Thanks to two wide oceans ours was the only industrial economy in tact in 1945. This gave American factories and workers almost sole access to global markets for a generation. The resulting affluence fueled the aforementioned departures and reignited a quest for a lofty, elusive greatness defined by the preambles to our Declaration of Independence and Constitution and reaffirmed by the 14th Amendment. Leaders who “(chose) to go to the moon” and dreamed about ending such age-old ills as racism and poverty reflected and affirmed our sense of no limits.

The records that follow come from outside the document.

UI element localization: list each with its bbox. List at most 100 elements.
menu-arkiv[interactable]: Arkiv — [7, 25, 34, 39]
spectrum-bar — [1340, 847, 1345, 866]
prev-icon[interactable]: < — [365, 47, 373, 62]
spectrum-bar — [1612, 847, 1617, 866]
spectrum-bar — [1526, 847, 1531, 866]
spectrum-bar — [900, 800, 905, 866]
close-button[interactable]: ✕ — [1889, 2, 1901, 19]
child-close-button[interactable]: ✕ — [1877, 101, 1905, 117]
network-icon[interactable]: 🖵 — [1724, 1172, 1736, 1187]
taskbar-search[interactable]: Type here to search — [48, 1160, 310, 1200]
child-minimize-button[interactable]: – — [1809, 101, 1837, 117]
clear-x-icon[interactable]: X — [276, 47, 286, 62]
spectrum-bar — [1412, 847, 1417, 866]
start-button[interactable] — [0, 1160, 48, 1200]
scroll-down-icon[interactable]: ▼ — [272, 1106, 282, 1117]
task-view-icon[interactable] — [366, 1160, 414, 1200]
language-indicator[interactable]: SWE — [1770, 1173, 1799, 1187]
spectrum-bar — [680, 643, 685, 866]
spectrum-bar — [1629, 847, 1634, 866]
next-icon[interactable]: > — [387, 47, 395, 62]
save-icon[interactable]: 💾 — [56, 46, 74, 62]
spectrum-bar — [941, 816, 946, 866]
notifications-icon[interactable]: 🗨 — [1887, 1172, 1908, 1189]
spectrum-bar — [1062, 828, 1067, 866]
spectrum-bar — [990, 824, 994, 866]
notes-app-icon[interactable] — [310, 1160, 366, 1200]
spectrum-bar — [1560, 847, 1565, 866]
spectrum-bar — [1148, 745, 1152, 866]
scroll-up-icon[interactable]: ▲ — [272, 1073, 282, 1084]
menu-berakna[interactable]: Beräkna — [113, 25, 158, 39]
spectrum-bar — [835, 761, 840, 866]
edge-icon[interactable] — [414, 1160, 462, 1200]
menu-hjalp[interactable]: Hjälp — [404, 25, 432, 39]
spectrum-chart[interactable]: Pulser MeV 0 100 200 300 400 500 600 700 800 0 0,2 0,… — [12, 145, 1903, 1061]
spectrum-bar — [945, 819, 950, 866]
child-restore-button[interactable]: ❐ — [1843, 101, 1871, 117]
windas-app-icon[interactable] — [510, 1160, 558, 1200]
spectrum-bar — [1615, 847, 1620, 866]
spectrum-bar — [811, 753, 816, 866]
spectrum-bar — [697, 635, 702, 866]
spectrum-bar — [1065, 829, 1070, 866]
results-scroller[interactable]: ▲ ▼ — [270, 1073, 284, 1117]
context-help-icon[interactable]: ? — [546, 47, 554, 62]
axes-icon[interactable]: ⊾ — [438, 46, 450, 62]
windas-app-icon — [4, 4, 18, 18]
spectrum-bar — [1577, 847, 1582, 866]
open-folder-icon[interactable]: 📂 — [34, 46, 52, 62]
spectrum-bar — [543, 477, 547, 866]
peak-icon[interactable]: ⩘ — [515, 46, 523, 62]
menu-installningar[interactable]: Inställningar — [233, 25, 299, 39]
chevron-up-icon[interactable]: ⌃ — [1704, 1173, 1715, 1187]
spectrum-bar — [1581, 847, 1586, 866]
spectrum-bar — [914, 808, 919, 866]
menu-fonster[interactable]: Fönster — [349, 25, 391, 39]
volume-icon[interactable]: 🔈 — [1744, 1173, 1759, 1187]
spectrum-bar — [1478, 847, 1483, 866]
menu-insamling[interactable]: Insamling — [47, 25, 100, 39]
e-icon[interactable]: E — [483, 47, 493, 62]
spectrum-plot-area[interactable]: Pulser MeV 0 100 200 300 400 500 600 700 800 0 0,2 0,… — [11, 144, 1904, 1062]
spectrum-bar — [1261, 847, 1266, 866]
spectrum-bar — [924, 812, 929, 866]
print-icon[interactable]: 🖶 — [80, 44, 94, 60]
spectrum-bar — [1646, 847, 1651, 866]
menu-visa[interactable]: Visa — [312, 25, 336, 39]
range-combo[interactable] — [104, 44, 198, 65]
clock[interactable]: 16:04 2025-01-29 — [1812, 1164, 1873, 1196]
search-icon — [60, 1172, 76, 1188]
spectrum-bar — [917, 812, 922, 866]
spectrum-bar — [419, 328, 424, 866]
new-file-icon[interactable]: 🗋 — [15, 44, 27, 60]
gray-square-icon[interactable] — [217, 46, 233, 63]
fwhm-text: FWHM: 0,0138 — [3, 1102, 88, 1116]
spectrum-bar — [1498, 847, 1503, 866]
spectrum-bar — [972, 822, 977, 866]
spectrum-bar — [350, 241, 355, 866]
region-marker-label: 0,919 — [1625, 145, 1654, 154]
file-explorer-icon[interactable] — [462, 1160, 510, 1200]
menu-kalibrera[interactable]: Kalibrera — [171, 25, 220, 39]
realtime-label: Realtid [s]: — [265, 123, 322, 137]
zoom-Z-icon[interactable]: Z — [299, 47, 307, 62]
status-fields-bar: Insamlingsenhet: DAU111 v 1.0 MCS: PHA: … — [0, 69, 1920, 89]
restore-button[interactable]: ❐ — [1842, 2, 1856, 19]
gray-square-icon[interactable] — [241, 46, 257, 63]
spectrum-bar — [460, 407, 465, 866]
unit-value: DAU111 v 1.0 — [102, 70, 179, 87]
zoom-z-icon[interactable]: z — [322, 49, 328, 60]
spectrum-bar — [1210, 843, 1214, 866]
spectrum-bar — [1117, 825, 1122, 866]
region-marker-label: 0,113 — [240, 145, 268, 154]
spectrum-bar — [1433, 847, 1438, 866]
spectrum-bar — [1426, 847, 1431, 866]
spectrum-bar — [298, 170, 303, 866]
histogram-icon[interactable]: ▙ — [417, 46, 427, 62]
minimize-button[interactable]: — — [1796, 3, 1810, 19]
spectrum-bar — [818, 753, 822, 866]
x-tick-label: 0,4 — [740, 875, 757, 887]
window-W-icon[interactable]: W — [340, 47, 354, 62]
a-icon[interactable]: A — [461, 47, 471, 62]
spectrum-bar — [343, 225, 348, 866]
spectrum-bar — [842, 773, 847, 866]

Ironically, the great departures along with history’s ever-churning nature undermined the illusion of permanent prosperity that bankrolled those very departures. Along with technological and communications advances that we developed, new global commitments sacrificed benefits geography had long bestowed on us. A major casualty was our era’s unprecedented cohesion and consensus.
By the 1970s, limits — military defeat in Vietnam, “stagflation” that was both cause and consequence of overspending, and intertwined environmental and energy crises confounded us. Over the past half-century, denying and evading those limits has only perpetuated our disappointment. Meanwhile, ever-churning history has brought a host of new crises: terrorism, public health pandemics, and income disparities rooted in economic globalization. Today’s confusion, cynicism, and polarization are rooted in these realities.
How should Americans remember the years of we baby boomer’s youth? Yes, they were truly exceptional. First, we advanced our nation’s historic quest for greatness — even as we fell short of those ideals. But the circumstances that allowed this were also exceptional (i.e. not normal) and the notion they can be renewed is like me at 73 presuming I can do everything I did 50 years ago.
Are we better served by nostalgic notions about restoring a selectively-sanitized past greatness? Or might more honest, if less pleasant remembered pasts that the likes of our Tennessee state legislators dismiss and ban as “divisive” be more instructive?
As we ponder this sobering question, sports offers a respite. Not to evade nor deny the serious challenges of our historical moment but to reenergize our quest for a greatness appropriate to today’s realities. Go Lady Vols, Vols and Braves!